The United States battleship was blown up in an explosion during Cuba's uprising against Spain. What caused the explosion and who was responsible?

USS Maine entering Havana harbour, January 1898At 9.40pm on the night of 15 February 1898 the United States battleship Maine, riding quietly at anchor in Havana harbour, was suddenly blown up, apparently by a mine, in an explosion which tore her bottom out and sank her, killing 260 officers and men on board. In the morning only twisted parts of the huge warship’s superstructure could be seen protruding above the water, while small boats moved about examining the damage. The Maine had been showing the flag in Cuba, where the Spanish regime was resisting an armed uprising by nationalist guerrillas.
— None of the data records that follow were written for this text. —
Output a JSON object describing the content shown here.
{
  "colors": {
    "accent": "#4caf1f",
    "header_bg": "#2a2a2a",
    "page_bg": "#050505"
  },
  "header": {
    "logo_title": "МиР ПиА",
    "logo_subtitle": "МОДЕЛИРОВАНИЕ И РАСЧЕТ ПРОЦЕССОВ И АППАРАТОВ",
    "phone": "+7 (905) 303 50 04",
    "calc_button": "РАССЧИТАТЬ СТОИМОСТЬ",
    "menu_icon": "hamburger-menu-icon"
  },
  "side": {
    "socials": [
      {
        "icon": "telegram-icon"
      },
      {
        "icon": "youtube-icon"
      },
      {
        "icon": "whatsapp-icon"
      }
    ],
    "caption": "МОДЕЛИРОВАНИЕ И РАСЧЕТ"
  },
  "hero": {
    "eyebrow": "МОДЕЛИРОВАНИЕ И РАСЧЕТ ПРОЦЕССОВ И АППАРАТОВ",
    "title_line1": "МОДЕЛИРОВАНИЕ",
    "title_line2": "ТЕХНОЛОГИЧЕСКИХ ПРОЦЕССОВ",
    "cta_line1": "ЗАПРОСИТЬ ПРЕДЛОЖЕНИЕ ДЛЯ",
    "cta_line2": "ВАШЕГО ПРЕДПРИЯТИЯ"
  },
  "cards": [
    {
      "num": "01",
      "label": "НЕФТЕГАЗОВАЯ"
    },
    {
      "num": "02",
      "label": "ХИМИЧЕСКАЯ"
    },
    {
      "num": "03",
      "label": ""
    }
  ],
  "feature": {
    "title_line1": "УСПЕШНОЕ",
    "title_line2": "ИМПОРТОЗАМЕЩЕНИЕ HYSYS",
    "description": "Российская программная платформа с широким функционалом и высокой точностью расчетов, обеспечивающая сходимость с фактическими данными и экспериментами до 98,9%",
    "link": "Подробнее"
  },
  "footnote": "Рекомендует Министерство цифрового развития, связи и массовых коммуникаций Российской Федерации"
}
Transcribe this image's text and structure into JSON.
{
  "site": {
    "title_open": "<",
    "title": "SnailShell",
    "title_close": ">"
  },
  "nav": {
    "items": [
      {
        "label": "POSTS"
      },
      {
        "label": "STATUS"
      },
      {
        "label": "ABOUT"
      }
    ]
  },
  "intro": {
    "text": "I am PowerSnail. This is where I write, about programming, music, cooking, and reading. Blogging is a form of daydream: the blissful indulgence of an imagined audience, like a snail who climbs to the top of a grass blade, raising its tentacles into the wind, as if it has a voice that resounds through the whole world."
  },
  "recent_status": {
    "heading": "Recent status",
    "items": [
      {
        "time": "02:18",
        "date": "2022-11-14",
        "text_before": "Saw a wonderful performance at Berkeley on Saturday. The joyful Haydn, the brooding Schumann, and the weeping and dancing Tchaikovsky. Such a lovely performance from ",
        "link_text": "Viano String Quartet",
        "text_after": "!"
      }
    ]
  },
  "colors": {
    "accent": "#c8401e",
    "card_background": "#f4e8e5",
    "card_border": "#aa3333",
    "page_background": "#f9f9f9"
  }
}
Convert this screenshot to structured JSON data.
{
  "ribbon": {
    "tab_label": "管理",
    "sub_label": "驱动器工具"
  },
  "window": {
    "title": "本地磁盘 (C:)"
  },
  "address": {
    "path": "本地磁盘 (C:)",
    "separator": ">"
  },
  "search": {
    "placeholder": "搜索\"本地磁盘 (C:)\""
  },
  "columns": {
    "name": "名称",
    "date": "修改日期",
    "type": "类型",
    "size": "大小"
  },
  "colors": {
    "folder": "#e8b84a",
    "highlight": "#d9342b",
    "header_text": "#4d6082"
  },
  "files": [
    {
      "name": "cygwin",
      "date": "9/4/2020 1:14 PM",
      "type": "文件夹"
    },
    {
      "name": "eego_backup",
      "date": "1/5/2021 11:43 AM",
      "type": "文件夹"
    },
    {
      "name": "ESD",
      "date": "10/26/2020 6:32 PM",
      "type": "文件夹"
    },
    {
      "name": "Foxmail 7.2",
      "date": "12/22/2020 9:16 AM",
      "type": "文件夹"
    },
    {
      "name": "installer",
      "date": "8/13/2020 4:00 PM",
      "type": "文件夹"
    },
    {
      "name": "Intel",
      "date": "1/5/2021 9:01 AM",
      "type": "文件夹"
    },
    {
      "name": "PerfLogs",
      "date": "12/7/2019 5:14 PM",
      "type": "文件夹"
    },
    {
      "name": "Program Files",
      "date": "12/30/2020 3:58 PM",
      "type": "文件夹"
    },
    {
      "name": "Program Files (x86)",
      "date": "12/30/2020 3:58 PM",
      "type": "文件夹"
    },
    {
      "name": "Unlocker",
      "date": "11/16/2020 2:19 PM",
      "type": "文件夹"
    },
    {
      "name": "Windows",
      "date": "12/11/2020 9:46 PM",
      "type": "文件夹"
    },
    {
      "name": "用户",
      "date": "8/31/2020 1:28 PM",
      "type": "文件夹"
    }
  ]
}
No one has ever established exactly what caused the explosion or who was responsible, but the consequence was the brief Spanish-American War of 1898. American sentiment was strongly behind Cuban independence and many Americans blamed the Spanish for the outrage. The yellow press, led by William Randolph Hearst and Joseph Pulitzer, proprietors of the New York Journal and the New York World, took every opportunity to inflame the situation with the exhortation to ‘Remember the Maine’, publicise the alleged cruelties of Spanish repression and encourage a belligerent hunger for action. They were vigorously supported by hawkish senators and the Assistant Secretary of the Navy, Theodore Roosevelt, who attacked President McKinley for trying to cool the situation down. In the end the government in Spain declared war on the United States on April 24th. The American Congress had already authorised the use of armed force and the United States formally declared war on April 25th.

It was a singularly unequal contest. An American fleet under Commodore Dewey annihilated a Spanish fleet in Manila Bay in the Philippines with casual ease on May 1st (the total American butcher’s bill was seven wounded). In June an American expeditionary force landed east of the Cuban city of Santiago, the troops sweating in the heavy woollen winter uniforms with which they had thoughtfully been issued, and eating what was called ‘embalmed’ beef out of cans, which may have caused more damage than enemy bullets.

On July 1st, Teddy Roosevelt’s volunteer ‘Rough Riders’, whooping and hollering, helped Negro troopers of the 10th Cavalry to take the San Juan Heights above the city of Santiago, which surrendered on the 17th. The Spanish Cuban fleet, which had meanwhile fled Santiago harbour, was hunted down by American battleships ‘like hounds after rabbits’ and destroyed in four hours. American troops took Puerto Rico a few days afterwards and the Spanish government sued for peace.

Far more Americans were killed by tropical diseases – typhoid, yellow fever and malaria – in the course of the war than fell in battle (roughly 4,000 to 300). When a peace treaty was signed in Paris in December, Spain lost its last colonies in the New World. The United States took the Philippines, Puerto Rico and the Pacific island of Guam, and achieved worldwide recognition as a great power. Cuba gained independence, Theodore Roosevelt earned a hero’s reputation and the tinned beef inspired the first Food and Drug Act.